A guide on how to handle comments (for blog owners)
A few thoughts on what to do and not to do with comments:
Do not reply to each and every comment. The result is almost invariably low content and low quality, something better left unwritten. Reply when there is an actual reason, e.g. to clarify a misunderstanding, dispute an issue, acknowledge an error, … Thank-you replies should be limited to those comments that have truly brought value. (Other rules apply if an off-blog relationship to the commenter is present.)
Yes, there are blogging experts who claim the exact opposite. Their idea is to maximize “followers” by making everyone feel welcome (or similar). This idea is flawed in several regards, most notably that maximizing followers should not be the goal for the typical blogger, but also that quality usually beats quantity and that those readers who actually contribute with insightful comments are not impressed by low-value replies.
Allow for a threaded discussion. Doing so makes it easier to keep an eye on who has said what to whom on what sub-topic. The WordPress default depth of three is well chosen between the wish for good threading and the need to avoid comments that are just a few words per line; and is also a good choice for minimizing confusion—too shallow and too deep threads can both be very confusing when several parties discuss. If you deviate from three, four is likely the second best choice.
Use the “reply” function. Do not, absolute not, add your answer to the original comment. Doing so makes it hard to keep a threaded discussion going, more or less excludes any third party in advance, and screws up the email notifications about new comments.
If the addition is partial or interspersed in the original comment, there is high risk that other readers will be confused as to who said what. Note that a change in e.g. color, bolding, or similar, will not always be clear to other readers and will not appear at all in the email notifications.
Do not answer using a “non-reply” comment, for the same reasons as why threading should be enabled.
Think twice about editing others comments at all. If you do, make it very clear what you have changed and why you did so. Be particularly vary of “helpful” language improvements. Not only is there a risk that the change accidentally distorts the original intention, but there is also a great many opinions on what is considered correct/better. If the comment is hard for third-parties to understand, but you feel that you have understood it, then simply write a reply with a paraphrase and inquire whether you are correct.

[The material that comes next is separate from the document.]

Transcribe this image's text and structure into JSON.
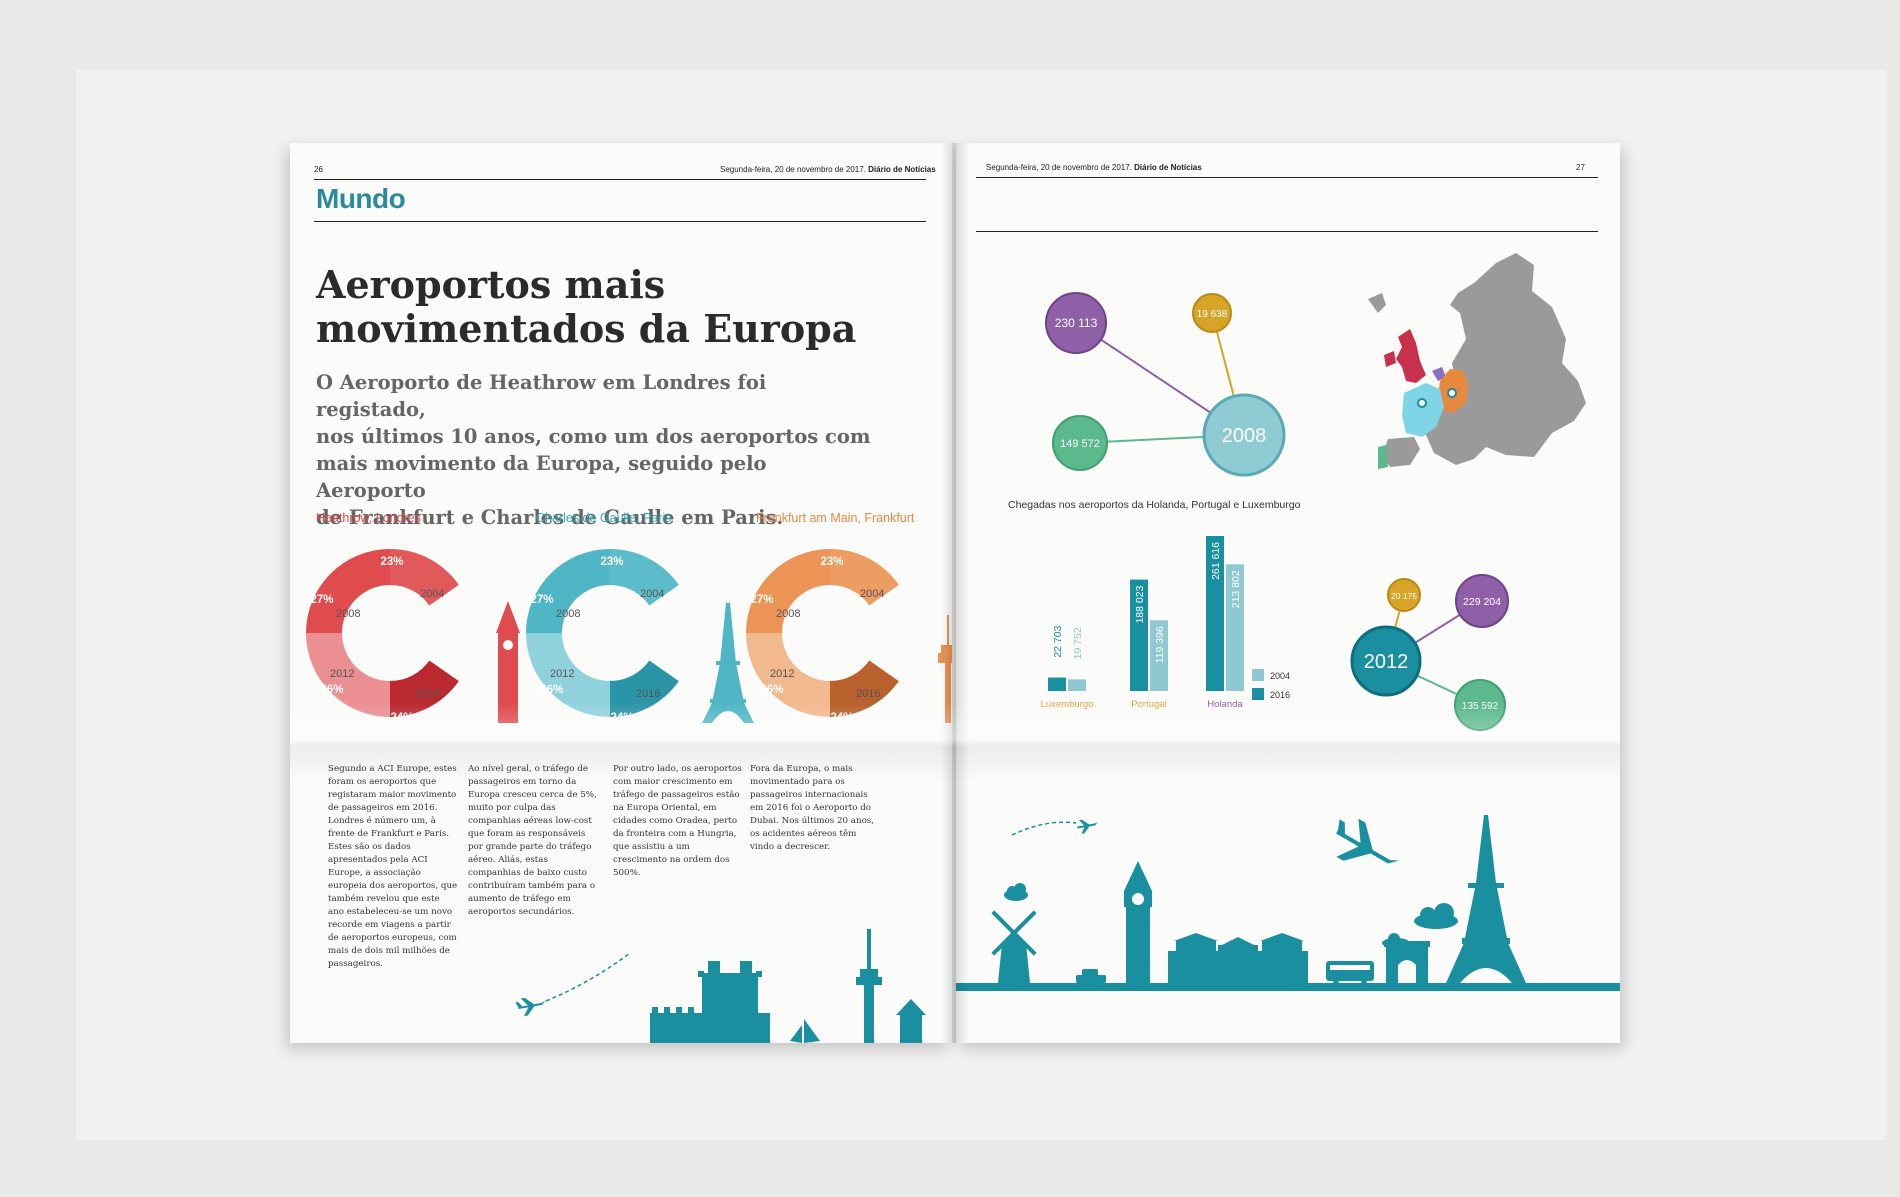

Think thrice before deleting selective parts of a comment—and if you do delete make very, very certain that the contents are not distorted. (Valid partial deletions can occur e.g. when a comment contains severe rudeness towards another commenter, but also makes a good point or gives a good argument along the way.)

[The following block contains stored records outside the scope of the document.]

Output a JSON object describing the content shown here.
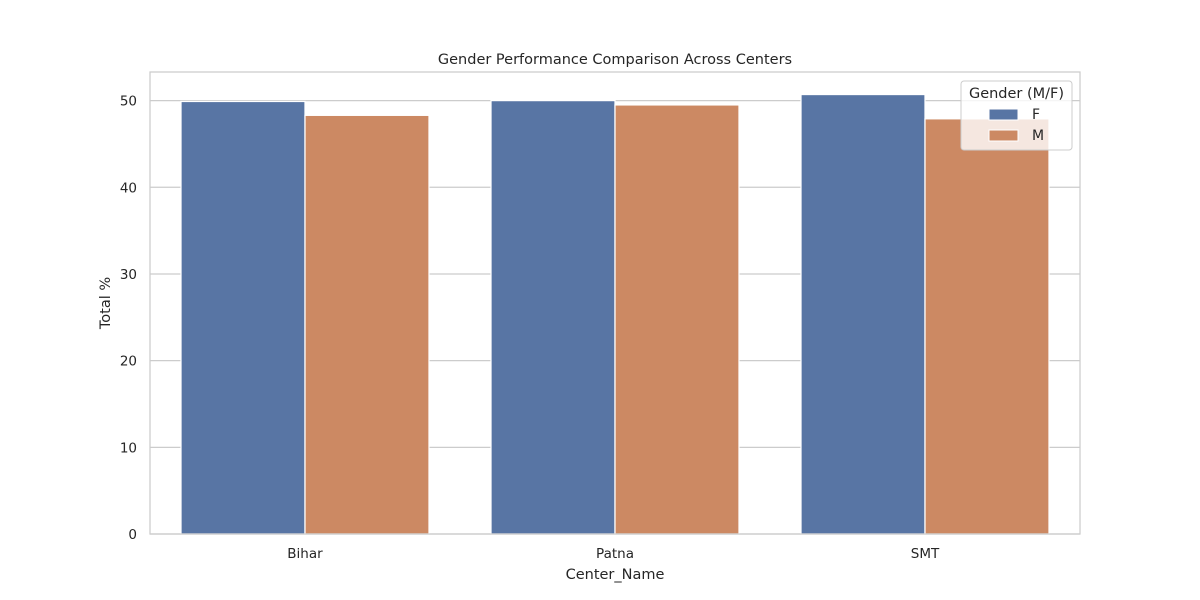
{
  "chart_data": {
    "type": "bar",
    "title": "Gender Performance Comparison Across Centers",
    "xlabel": "Center_Name",
    "ylabel": "Total %",
    "categories": [
      "Bihar",
      "Patna",
      "SMT"
    ],
    "series": [
      {
        "name": "F",
        "values": [
          49.9,
          50.0,
          50.7
        ],
        "color": "#5875a4"
      },
      {
        "name": "M",
        "values": [
          48.3,
          49.5,
          47.9
        ],
        "color": "#cc8963"
      }
    ],
    "ylim": [
      0,
      53.3
    ],
    "yticks": [
      0,
      10,
      20,
      30,
      40,
      50
    ],
    "grid": "horizontal",
    "legend": {
      "title": "Gender (M/F)",
      "position": "top-right"
    }
  }
}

There is a special circle in Hell reserved for those who deliberately alter the meaning of someone elses comments.
Err on the side of too little censorship.

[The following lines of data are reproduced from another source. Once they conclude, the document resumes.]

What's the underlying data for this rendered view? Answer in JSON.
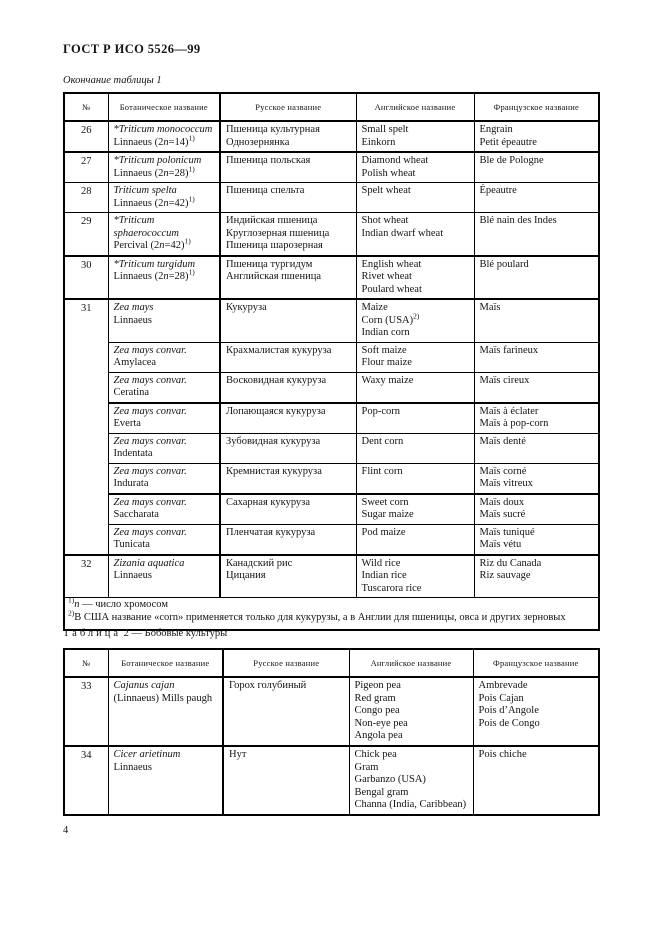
{
  "document": {
    "header": "ГОСТ Р ИСО 5526—99",
    "table1_caption": "Окончание таблицы 1",
    "table2_caption": {
      "label": "Таблица",
      "rest": "2 — Бобовые культуры"
    },
    "page_number": "4"
  },
  "columns": [
    "№",
    "Ботаническое название",
    "Русское название",
    "Английское название",
    "Французское название"
  ],
  "table1": {
    "rows": [
      {
        "num": "26",
        "h": 30,
        "bb": 2,
        "botanical": [
          "{i}*Triticum monococcum{/i}",
          "Linnaeus (2{i}n{/i}=14){sup}1){/sup}"
        ],
        "russian": [
          "Пшеница культурная",
          "Однозернянка"
        ],
        "english": [
          "Small spelt",
          "Einkorn"
        ],
        "french": [
          "Engrain",
          "Petit épeautre"
        ]
      },
      {
        "num": "27",
        "h": 30,
        "bb": 1,
        "botanical": [
          "{i}*Triticum polonicum{/i}",
          "Linnaeus (2{i}n{/i}=28){sup}1){/sup}"
        ],
        "russian": [
          "Пшеница польская"
        ],
        "english": [
          "Diamond wheat",
          "Polish wheat"
        ],
        "french": [
          "Ble de Pologne"
        ]
      },
      {
        "num": "28",
        "h": 28,
        "bb": 1,
        "botanical": [
          "{i}Triticum spelta{/i}",
          "Linnaeus (2{i}n{/i}=42){sup}1){/sup}"
        ],
        "russian": [
          "Пшеница спельта"
        ],
        "english": [
          "Spelt wheat"
        ],
        "french": [
          "Épeautre"
        ]
      },
      {
        "num": "29",
        "h": 41,
        "bb": 2,
        "botanical": [
          "{i}*Triticum sphaerococcum{/i}",
          "Percival (2{i}n{/i}=42){sup}1){/sup}"
        ],
        "russian": [
          "Индийская пшеница",
          "Круглозерная пшеница",
          "Пшеница шарозерная"
        ],
        "english": [
          "Shot wheat",
          "Indian dwarf wheat"
        ],
        "french": [
          "Blé nain des Indes"
        ]
      },
      {
        "num": "30",
        "h": 41,
        "bb": 2,
        "botanical": [
          "{i}*Triticum turgidum{/i}",
          "Linnaeus (2{i}n{/i}=28){sup}1){/sup}"
        ],
        "russian": [
          "Пшеница тургидум",
          "Английская пшеница"
        ],
        "english": [
          "English wheat",
          "Rivet wheat",
          "Poulard wheat"
        ],
        "french": [
          "Blé poulard"
        ]
      },
      {
        "num": "31",
        "numspan": 8,
        "numbb": 2,
        "h": 41,
        "bb": 1,
        "botanical": [
          "{i}Zea mays{/i}",
          "Linnaeus"
        ],
        "russian": [
          "Кукуруза"
        ],
        "english": [
          "Maize",
          "Corn (USA){sup}2){/sup}",
          "Indian corn"
        ],
        "french": [
          "Maïs"
        ]
      },
      {
        "h": 29,
        "bb": 1,
        "botanical": [
          "{i}Zea mays convar.{/i}",
          "Amylacea"
        ],
        "russian": [
          "Крахмалистая кукуруза"
        ],
        "english": [
          "Soft maize",
          "Flour maize"
        ],
        "french": [
          "Maïs farineux"
        ]
      },
      {
        "h": 28,
        "bb": 2,
        "botanical": [
          "{i}Zea mays convar.{/i}",
          "Ceratina"
        ],
        "russian": [
          "Восковидная кукуруза"
        ],
        "english": [
          "Waxy maize"
        ],
        "french": [
          "Maïs cireux"
        ]
      },
      {
        "h": 29,
        "bb": 1,
        "botanical": [
          "{i}Zea mays convar.{/i}",
          "Everta"
        ],
        "russian": [
          "Лопающаяся кукуруза"
        ],
        "english": [
          "Pop-corn"
        ],
        "french": [
          "Maïs à éclater",
          "Maïs à pop-corn"
        ]
      },
      {
        "h": 28,
        "bb": 1,
        "botanical": [
          "{i}Zea mays convar.{/i}",
          "Indentata"
        ],
        "russian": [
          "Зубовидная кукуруза"
        ],
        "english": [
          "Dent corn"
        ],
        "french": [
          "Maïs denté"
        ]
      },
      {
        "h": 29,
        "bb": 2,
        "botanical": [
          "{i}Zea mays convar.{/i}",
          "Indurata"
        ],
        "russian": [
          "Кремнистая кукуруза"
        ],
        "english": [
          "Flint corn"
        ],
        "french": [
          "Maïs corné",
          "Maïs vitreux"
        ]
      },
      {
        "h": 29,
        "bb": 1,
        "botanical": [
          "{i}Zea mays convar.{/i}",
          "Saccharata"
        ],
        "russian": [
          "Сахарная кукуруза"
        ],
        "english": [
          "Sweet corn",
          "Sugar maize"
        ],
        "french": [
          "Maïs doux",
          "Maïs sucré"
        ]
      },
      {
        "h": 29,
        "bb": 2,
        "botanical": [
          "{i}Zea mays convar.{/i}",
          "Tunicata"
        ],
        "russian": [
          "Пленчатая кукуруза"
        ],
        "english": [
          "Pod maize"
        ],
        "french": [
          "Maïs tuniqué",
          "Maïs vétu"
        ]
      },
      {
        "num": "32",
        "h": 41,
        "bb": 1,
        "botanical": [
          "{i}Zizania aquatica{/i}",
          "Linnaeus"
        ],
        "russian": [
          "Канадский рис",
          "Цицания"
        ],
        "english": [
          "Wild rice",
          "Indian rice",
          "Tuscarora rice"
        ],
        "french": [
          "Riz du Canada",
          "Riz sauvage"
        ]
      }
    ],
    "footnotes": [
      "{sup}1){/sup}{i}n{/i} — число хромосом",
      "{sup}2){/sup}В США название «corn» применяется только для кукурузы, а в Англии для пшеницы, овса и других зерновых"
    ],
    "footnotes_height": 32
  },
  "table2": {
    "rows": [
      {
        "num": "33",
        "h": 69,
        "bb": 2,
        "botanical": [
          "{i}Cajanus cajan{/i}",
          "(Linnaeus) Mills paugh"
        ],
        "russian": [
          "Горох голубиный"
        ],
        "english": [
          "Pigeon pea",
          "Red gram",
          "Congo pea",
          "Non-eye pea",
          "Angola pea"
        ],
        "french": [
          "Ambrevade",
          "Pois Cajan",
          "Pois d’Angole",
          "Pois de Congo"
        ]
      },
      {
        "num": "34",
        "h": 68,
        "bb": 2,
        "botanical": [
          "{i}Cicer arietinum{/i}",
          "Linnaeus"
        ],
        "russian": [
          "Нут"
        ],
        "english": [
          "Chick pea",
          "Gram",
          "Garbanzo (USA)",
          "Bengal gram",
          "Channa (India, Caribbean)"
        ],
        "french": [
          "Pois chiche"
        ]
      }
    ]
  }
}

This topic has been discussed in many other of my posts (search for e.g. “censorship”.) As to date, I have myself kept back a whole of two (non-spam) comments in almost a year of blogging—both of a kind that there would have been nothing left if I had tried to selectively delete parts of them (cf. above). 210 have been published.
A very good example of how not to do it can be found at e (no threading, low value replies, replies in the comments, censoring of dissenters). Another example is e (partial in-comment replies and confusing changes to comments in bold).
As I have observed time and again after writing this post, there is another very important rule:
If a blog owner edits one of his own comments (or, in some cases, the original post), he should do so in a manner that does not alter the meaning, extend or shorten the text, or otherwise make changes that moves the comment away from its original state in a non-trivial manner. (Correcting typos and grammar errors, replacing an unfair slur written in heated moment, and similar changes are usually not a problem.) In particular, to deliberately publish a comment in a half-done state (as an equivalent to a save-operation in an editor) and then continue editing, borders on the inexcusable—use an external editor for such purposes.
The reason is that other commenters may read and answer to the original email notification (even editing offline or using a “reply by mail” mechanism), and changes can cause considerable extra work for them, make the reply unnecessary, cause them to give a reply that does not address all relevant aspects or is confusing to other readers, or similar. This applies even more strongly, and for similar reasons of consistency, to comments that have already received replies from others.
A better way is to add a new comment with a clarification or retraction. This way, the original email notification remains relevant and additional notifications are (automatically) issued for the new comments.